一种新型纤维状的光电转换器件

Effective photoelectric conversion plays a pivotal role in the progress and applications of electronic devices, and major attentions have been paid on solar cells traditionally. With the development of intellectronics, it is desired that electronics can be remotely controlled by light and simultaneously generate electricity, which, unluckily, has not been realized so far due to strict requirements for materials and structures. In this project, a novel strategy is proposed to integrate different functional materials in a simple and efficient way, through which a series of novel fiber-shaped flexible photoelectric conversion devices could be developed, generating programmed electricity under the remote control of light. The main designs are as follows: two kinds of composite fiber electrodes would be firstly fabricated by introducing photosensitive and charge storage polymers respectively into aligned carbon nanotube fibers, both of which are supposed to possess excellent mechanical, electrical and responsive performance as well. Then, two functional composite fiber electrodes would be twistedly assembled into a photoelectric conversion device. Under the light, the photosensitive composite fiber would deform and therefore electrostatic induction would occur in the charged composite fiber, consequently generating current. A systematic research would be carried on to summarize the influences of electrode compositions and structures, surfaces and interfaces as well as fabrication methods on photoelectric conversion performance. The mechanism and rules of how electrostatic induced charges transfer and distribute on interfaces of high curvature under photo-deformations would also be revealed. On this basis, a series of high performance fiber-shaped photoelectric conversion devices could be obtained and woven into textiles, pointing to a new direction of flexible optoelectronics.

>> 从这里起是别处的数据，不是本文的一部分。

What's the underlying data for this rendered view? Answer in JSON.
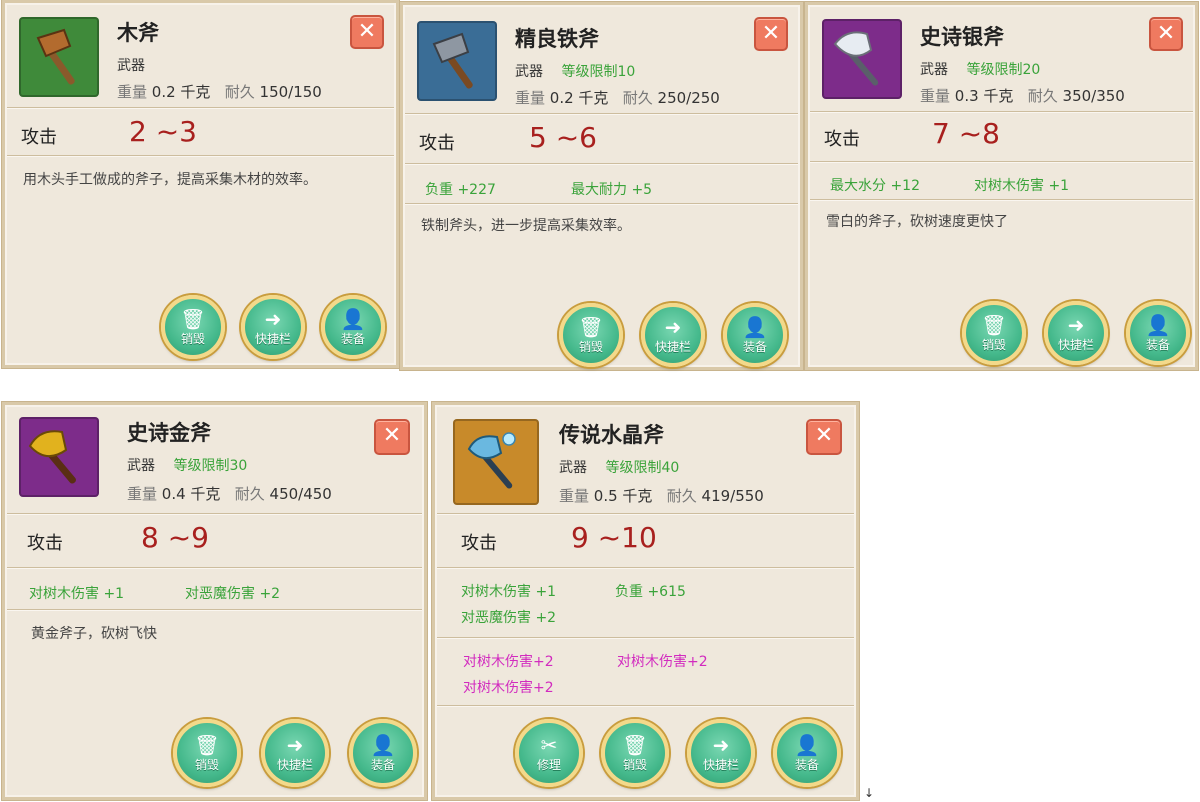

有效实现光电转换对各类电子器件的发展和应用至关重要，传统上人们主要研究太阳能电池。随着智能电子学的发展，人们迫切希望通过光照遥控电子器件并同时实现发电，但因为对材料和结构的苛刻要求迄今尚未实现。本项目提出了一个简洁高效集成不同功能材料的新策略，发展出一类新型纤维状的柔性光电转换器件，实现光照遥控发电。主要研究思路：在取向碳纳米管纤维中分别引入光敏感和电荷储存功能的高分子，制备兼具优异力学、电学和响应性能的复合纤维电极；两根功能复合纤维电极缠绕组装制备光电转换器件；光照下，光敏感复合纤维发生形变，诱导储有电荷的复合纤维发生静电感应，产生电流。系统研究并总结出纤维电极组成和结构、表面和界面、构建方法等对光电转换性能的影响规律，揭示光致变形作用下静电感应电荷在高曲率界面传输和分布的机制与规律。在此基础上，获得一系列高性能光电纤维器件，并进一步将其编成织物，为柔性光电子学的发展提供了新方向。

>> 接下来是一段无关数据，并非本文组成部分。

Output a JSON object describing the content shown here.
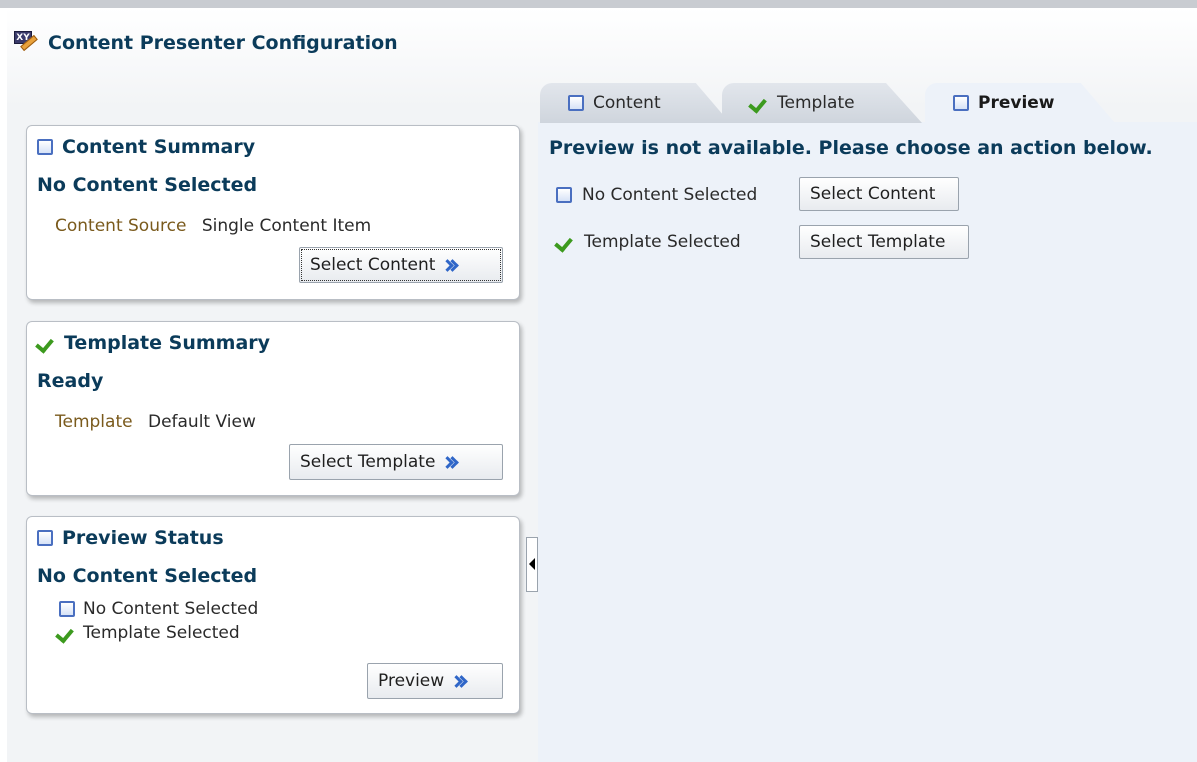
{
  "app": {
    "title": "Content Presenter Configuration"
  },
  "content_summary": {
    "header": "Content Summary",
    "status": "No Content Selected",
    "field_label": "Content Source",
    "field_value": "Single Content Item",
    "button": "Select Content"
  },
  "template_summary": {
    "header": "Template Summary",
    "status": "Ready",
    "field_label": "Template",
    "field_value": "Default View",
    "button": "Select Template"
  },
  "preview_status": {
    "header": "Preview Status",
    "status": "No Content Selected",
    "items": [
      "No Content Selected",
      "Template Selected"
    ],
    "button": "Preview"
  },
  "tabs": [
    {
      "label": "Content",
      "icon": "checkbox-icon",
      "active": false
    },
    {
      "label": "Template",
      "icon": "checkmark-icon",
      "active": false
    },
    {
      "label": "Preview",
      "icon": "checkbox-icon",
      "active": true
    }
  ],
  "preview_pane": {
    "message": "Preview is not available. Please choose an action below.",
    "rows": [
      {
        "label": "No Content Selected",
        "button": "Select Content"
      },
      {
        "label": "Template Selected",
        "button": "Select Template"
      }
    ]
  },
  "colors": {
    "heading": "#0b3b5a",
    "field_label": "#7a5a1c",
    "check_green": "#3c9a1e",
    "checkbox_blue": "#4a6fc0",
    "pane_bg": "#edf2f9"
  }
}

实现能量有效转换，对各类电子器件的发展和应用至关重要。以光电转换为例，传统上主要研究太阳能电池，随着智能电子器件发展，人们希望同时实现发电和智能响应，因此对材料和器件结构提出了更高要求。因此，本项目提出将具有不同功能的多组分材料集成，利用能量传递实现光电转换的策略。具体来说，以光/热响应材料与碳纳米管复合制备了光致变形电极，以高分子驻极体与碳纳米管复合制备了静电感应电极，将具有光致变形作用和静电感应效应的纤维电极平行组装，发展了新型纤维状光电转换器件，在单一器件上实现了光能-机械能-电能的连续转换，并系统研究了材料组成和结构对器件性能的影响规律。发现高分子/取向碳纳米管复合材料具有优异的吸光和传热特性，且各向异性，能够高效实现光致变形和运动。为提高机械能-电能转化效率，发展了具有同轴结构的纤维状摩擦发电器件，能够在压力、拉伸、弯曲、震动等不同形式外力下发电，同时具有应力传感功能。基于上述思路和方法，通过设计螺旋膨胀微结构的复合电极，构建了纤维状压力传感器，只对压力响应，具有弯曲稳定性和空间分辨性；进一步将发光功能组分集成到纤维状传感器中，实现了压力传感的可视化。此外，还发展了新型电能转化器件，如低电压、高柔性的电致加热纤维和颜色动态可调的电致发光器件等。这些复合材料和电子器件有望为柔性电子学的发展提供新方向。.在本项目资助下，项目负责人以通讯作者发表论文16篇，包括1篇Nat. Biomed. Eng.、1篇Nat. Protoc.、1篇Nat. Rev. Mater.和1篇Adv. Mater.。申请中国发明专利5项，授权1项。担任Science Bulletin编委（2019-2020）、Advanced Functional Materials客座编辑（2019-2020）。入选上海市青年拔尖人才开发计划，获得2019年国家自然科学二等奖（第4完成人）。在项目执行期间，项目负责人协助指导毕业博士生2名、硕士生5名。